Doha, Qatar – Qatar’s gymnastics training centre is alive with activity as the Ukrainian gymnastics team and other world-class athletes double flip over the vault and perform intricate turns on the horizontal bars.
The Ukrainian team judge Bohdan Makuts introduces himself with a warm smile while keeping an eagle eye on the gymnasts. He understands from decades of experience, how politics consistently overshadows sport, even as athletes try to steer clear.
His country is at war with Russia, his wife is taking care of his 81-year-old mother in the capital, Kyiv, a city under bombardment.
More than 4,000km (2,485 miles) away in Doha, he is supporting a team training for world championships. It is a mental balance beam that he seems to navigate with athletic professionalism.
Bohdan was born in Lviv in 1960, which was then folded into the Soviet Union. His city, which borders Poland, has recently become a thoroughfare for refugees escaping from the war. The first time he saw how politics could overshadow sport was while he was competing in the 1980 Summer Olympics in Moscow.
Eighty countries were represented, the lowest number for three decades. That is because it ran concurrently with the Soviet-Afghan war, which led to 66 countries boycotting the games. That year, he says, he pushed on. “I trained for eight hours a day in Moscow, it was really hard work.”
It paid off after he became the 1980 World Cup all-round champion.
He explains that politics were prevalent in everything he did. “I couldn’t visit the United States, Britain and Germany … I couldn’t go to Los Angeles for the Olympics” after the Soviet Union boycotted its 1984 Summer Olympics.
His communist country was ideologically and physically cut off from the West. But his mantra, something he repeated throughout the interview, was to work hard.

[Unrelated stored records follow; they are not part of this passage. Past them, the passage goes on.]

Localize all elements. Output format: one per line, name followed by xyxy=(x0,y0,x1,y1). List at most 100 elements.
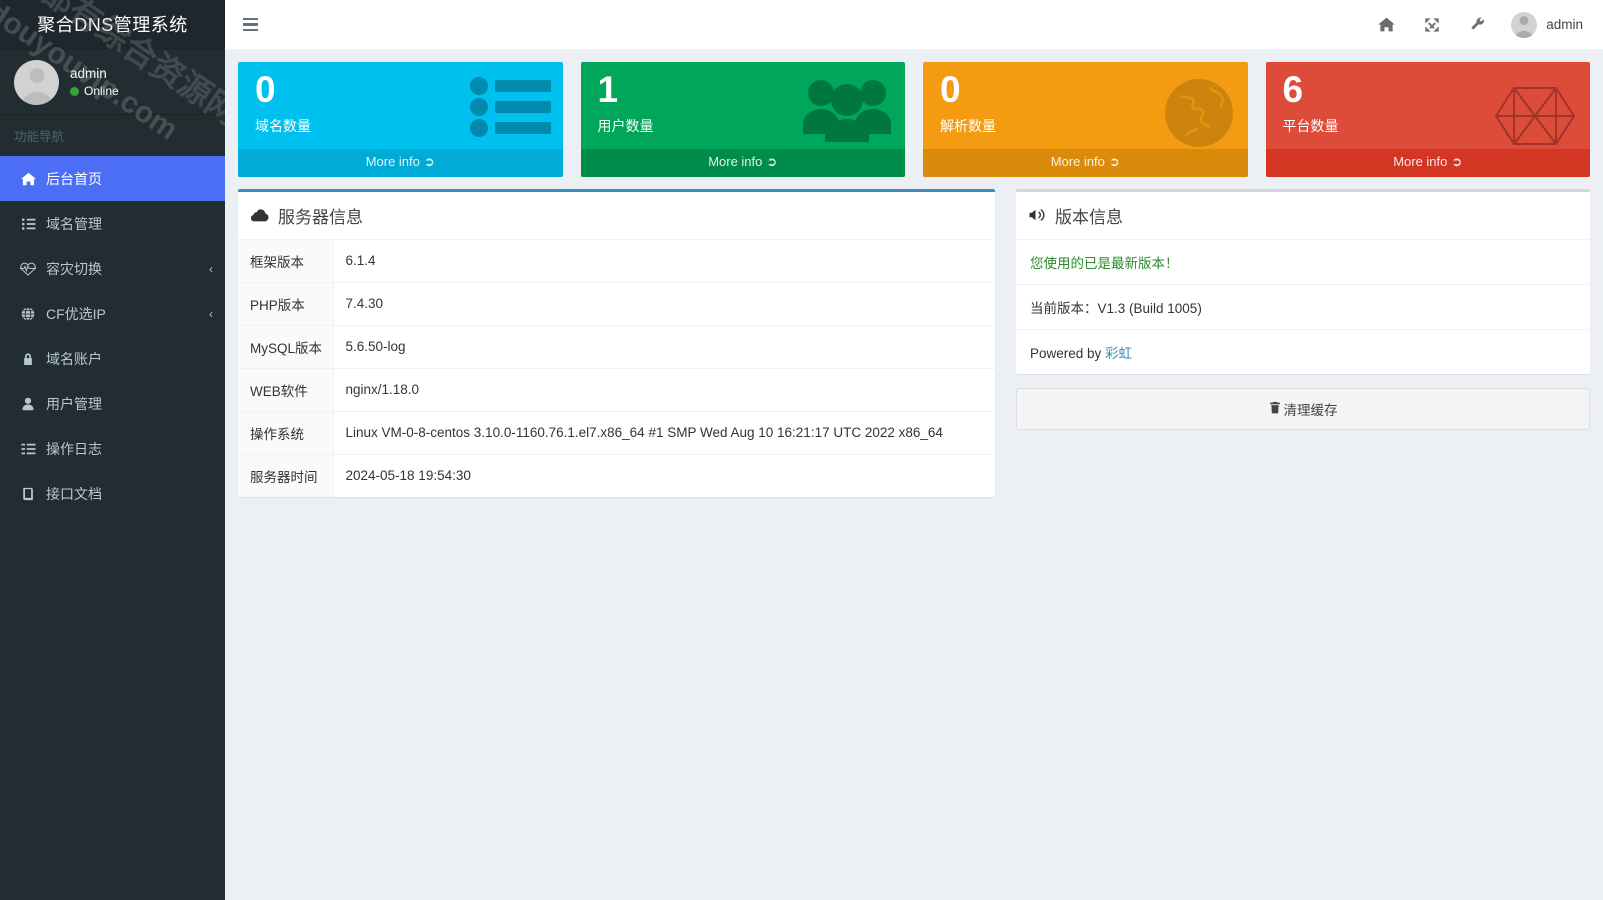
server-info-column: 服务器信息 框架版本 6.1.4 PHP版本 7.4.30 MySQL版本 5.6.50-… xyxy=(238,188,995,497)
clear-cache-label: 清理缓存 xyxy=(1283,402,1338,418)
sidebar-user-panel: admin Online xyxy=(0,50,225,115)
sidebar-user-status-label: Online xyxy=(84,84,119,99)
sidebar-item-7[interactable]: 操作日志 xyxy=(0,426,225,471)
server-info-value: 2024-05-18 19:54:30 xyxy=(345,468,471,484)
sidebar-toggle-button[interactable] xyxy=(239,12,262,38)
top-navbar: admin xyxy=(225,0,1603,50)
table-row: WEB软件 nginx/1.18.0 xyxy=(238,368,995,412)
server-info-value: 7.4.30 xyxy=(345,296,384,312)
sidebar-user-name: admin xyxy=(70,65,107,81)
stat-value: 0 xyxy=(255,69,276,110)
server-info-value: Linux VM-0-8-centos 3.10.0-1160.76.1.el7… xyxy=(345,425,943,441)
sidebar-item-6[interactable]: 用户管理 xyxy=(0,381,225,426)
version-status-text: 您使用的已是最新版本！ xyxy=(1030,255,1179,271)
sidebar-nav: 后台首页 域名管理 容灾切换 ‹ CF优选IP ‹ 域名账户 用户管理 操作日志 接口文档 xyxy=(0,156,225,516)
sidebar-item-link[interactable]: 操作日志 xyxy=(0,426,225,471)
stat-value: 1 xyxy=(597,69,619,110)
sidebar-item-link[interactable]: 域名账户 xyxy=(0,336,225,381)
stat-more-link[interactable]: More info ➲ xyxy=(238,148,563,177)
stat-more-label: More info xyxy=(1050,153,1105,169)
sidebar-item-label: 容灾切换 xyxy=(46,260,102,277)
stat-label: 平台数量 xyxy=(1282,117,1339,134)
server-info-table: 框架版本 6.1.4 PHP版本 7.4.30 MySQL版本 5.6.50-log WEB… xyxy=(238,239,995,497)
powered-by-label: Powered by xyxy=(1030,345,1106,361)
expand-icon[interactable] xyxy=(1409,0,1455,50)
server-info-title: 服务器信息 xyxy=(278,207,363,227)
sidebar-item-link[interactable]: 容灾切换 ‹ xyxy=(0,246,225,291)
server-info-key: 框架版本 xyxy=(238,239,334,283)
topbar-user-menu[interactable]: admin xyxy=(1501,0,1587,50)
stat-more-label: More info xyxy=(708,153,763,169)
stat-box-1[interactable]: 0 域名数量 More info ➲ xyxy=(238,62,563,177)
stat-value: 0 xyxy=(940,69,961,110)
table-row: PHP版本 7.4.30 xyxy=(238,282,995,326)
sidebar-item-2[interactable]: 域名管理 xyxy=(0,201,225,246)
app-logo[interactable]: 聚合DNS管理系统 xyxy=(0,0,225,50)
sidebar-item-5[interactable]: 域名账户 xyxy=(0,336,225,381)
sidebar-item-link[interactable]: 接口文档 xyxy=(0,471,225,516)
server-info-header: 服务器信息 xyxy=(238,192,995,240)
sidebar-item-3[interactable]: 容灾切换 ‹ xyxy=(0,246,225,291)
powered-by-link[interactable]: 彩虹 xyxy=(1105,346,1132,361)
stat-box-4[interactable]: 6 平台数量 More info ➲ xyxy=(1265,62,1590,177)
sidebar-item-label: 接口文档 xyxy=(46,485,102,502)
server-info-key: WEB软件 xyxy=(238,368,334,412)
nav-section-header: 功能导航 xyxy=(0,115,225,156)
topbar-actions: admin xyxy=(1363,0,1587,50)
sidebar-item-link[interactable]: 域名管理 xyxy=(0,201,225,246)
stat-box-3[interactable]: 0 解析数量 More info ➲ xyxy=(923,62,1248,177)
panels-row: 服务器信息 框架版本 6.1.4 PHP版本 7.4.30 MySQL版本 5.6.50-… xyxy=(238,188,1590,497)
stat-more-link[interactable]: More info ➲ xyxy=(580,148,905,177)
server-info-value: 5.6.50-log xyxy=(345,339,406,355)
list-ul-icon xyxy=(17,217,39,231)
version-info-column: 版本信息 您使用的已是最新版本！ 当前版本：V1.3 (Build 1005) … xyxy=(1016,188,1590,497)
sidebar-item-link[interactable]: 用户管理 xyxy=(0,381,225,426)
heartbeat-icon xyxy=(17,262,39,276)
book-icon xyxy=(17,487,39,501)
sidebar-item-label: 域名管理 xyxy=(46,215,102,232)
sidebar-item-link[interactable]: 后台首页 xyxy=(0,156,225,201)
cloud-icon xyxy=(250,208,269,222)
sidebar-item-1[interactable]: 后台首页 xyxy=(0,156,225,201)
table-row: 服务器时间 2024-05-18 19:54:30 xyxy=(238,454,995,497)
server-info-value: nginx/1.18.0 xyxy=(345,382,420,398)
sidebar-item-label: 用户管理 xyxy=(46,395,102,412)
avatar xyxy=(1511,11,1538,38)
online-dot-icon xyxy=(70,87,79,97)
avatar xyxy=(14,59,59,105)
stat-label: 域名数量 xyxy=(255,117,311,134)
topbar-user-name: admin xyxy=(1546,17,1583,32)
stat-box-2[interactable]: 1 用户数量 More info ➲ xyxy=(580,62,905,177)
trash-icon xyxy=(1269,401,1281,417)
home-icon xyxy=(17,172,39,186)
bars-icon-line xyxy=(243,28,258,32)
sidebar-item-8[interactable]: 接口文档 xyxy=(0,471,225,516)
chevron-left-icon: ‹ xyxy=(209,306,213,321)
wrench-icon[interactable] xyxy=(1455,0,1501,50)
arrow-circle-right-icon: ➲ xyxy=(766,153,778,169)
table-row: 框架版本 6.1.4 xyxy=(238,239,995,283)
arrow-circle-right-icon: ➲ xyxy=(423,153,435,169)
clear-cache-button[interactable]: 清理缓存 xyxy=(1016,387,1590,430)
stat-more-link[interactable]: More info ➲ xyxy=(923,148,1248,177)
server-info-key: 操作系统 xyxy=(238,411,334,455)
stat-more-link[interactable]: More info ➲ xyxy=(1265,148,1590,177)
current-version-row: 当前版本：V1.3 (Build 1005) xyxy=(1016,285,1590,330)
sidebar-item-4[interactable]: CF优选IP ‹ xyxy=(0,291,225,336)
stat-more-label: More info xyxy=(1393,153,1448,169)
sidebar-item-label: 域名账户 xyxy=(46,350,102,367)
list-icon xyxy=(17,442,39,456)
bars-icon-line xyxy=(243,23,258,26)
sidebar-user-status: Online xyxy=(70,83,119,100)
table-row: 操作系统 Linux VM-0-8-centos 3.10.0-1160.76.1… xyxy=(238,411,995,455)
stat-label: 用户数量 xyxy=(597,117,654,134)
globe-icon xyxy=(17,306,39,321)
sidebar-item-link[interactable]: CF优选IP ‹ xyxy=(0,291,225,336)
sidebar: 聚合DNS管理系统 admin Online 功能导航 后台首页域名管理容灾切换… xyxy=(0,0,225,900)
chevron-left-icon: ‹ xyxy=(209,261,213,276)
user-icon xyxy=(17,397,39,411)
server-info-value: 6.1.4 xyxy=(345,253,376,269)
home-icon[interactable] xyxy=(1363,0,1409,50)
main-area: admin 0 域名数量 More info ➲ 1 用户数量 More info ➲ 0 解析数… xyxy=(225,0,1603,900)
server-info-key: MySQL版本 xyxy=(238,325,334,369)
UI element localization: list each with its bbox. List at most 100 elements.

Behind him, athlete Ilia Kovtan practised on the horizontal bar, spinning and performing intricate hand grips with apparent ease. He was immediately recognisable.
A photo taken during last month’s medals ceremony hit the world headlines after Russian gymnast Ivan Kuliak stood next to him with the letter Z taped to his shirt. It has become a symbol of the Russian military and support for President Vladimir Putin going to war in Ukraine. The gymnastics governing body, FIG, has condemned the move and he faces a lengthy ban.
But Bohdan says this had little effect on the Ukrainian gymnasts.
“We didn’t see this we only noticed when the photographer’s pictures came out later, it was not during the competition but only happened at the podium. To be honest, it’s a political problem … What he did is his issue and our goal is just to compete.”
It comes at a time when the International Olympics Committee has recommended against allowing Russia and its ally Belarus to take part under the name or flag of their countries. They should only be accepted as neutral athletes with no national symbols to be displayed.
More than 25 federations followed the advice, including that of athletics, football, badminton, basketball, cycling, motor racing, Paralympics and the FIG.
Many sportspeople have spoken out against the war since, including Russian chess Grandmaster Garry Kasparov, Ukrainian gymnast Oleg Verniaiev and tennis player Elina Svitolina.
Perhaps the most well-known among them are former heavyweight boxer brothers and Hall of Famers Vitali and Wladimir Klitschko – who have taken up arms after enlisting in the Ukrainian reserve army.
Kremlin spokesman Dmitry Peskov condemned the last-minute ban on the Paralympic team in Beijing, saying, “The situation is monstrous, of course. This is a disgrace for the International Paralympic Committee.”
In the gymnasium, the athletes remain professional, continuing to work out on the apparatus in a flurry of activity. But the stress of the war clearly overshadows the interview.
Pointing to a mobile defibrillator, Bohdan tells media coordinator Natali Khaian that Ukraine desperately needs them for the front line. Natali is a chef, but when the war began, she joined a group called Ukraine SOS and with the Ukrainian embassy in Qatar, leapt into action, coordinating all media activities – from sports teams to verifying videos of the war.
She says the competing teenagers cannot be interviewed as their positions are too vulnerable and they are focusing on keeping their mental and physical health stable. Natali and Bohdan hold a sunny disposition as they introduce their two female star athletes, jesting to guess their age to make them laugh (they look much younger than they are) but their smiles fade quickly.
Natali says: “They didn’t know what to do from the beginning, who they could talk to, who they could trust because at the end of the day its politics and they don’t want to be involved in it so they try to remain in the shadows.”
Two events in Kyiv have been cancelled so the team and individual gymnasts will continue competing in Egypt then Azerbaijan.
They hope to compete in the world championships in the UK in November, but they cannot do this until they retrieve the full team from Ukraine, something they are working towards.
For now, the judge and coaches help the young gymnasts to not dwell on what is going on at home with their family and friends, but focus on what they can control, winning competitions.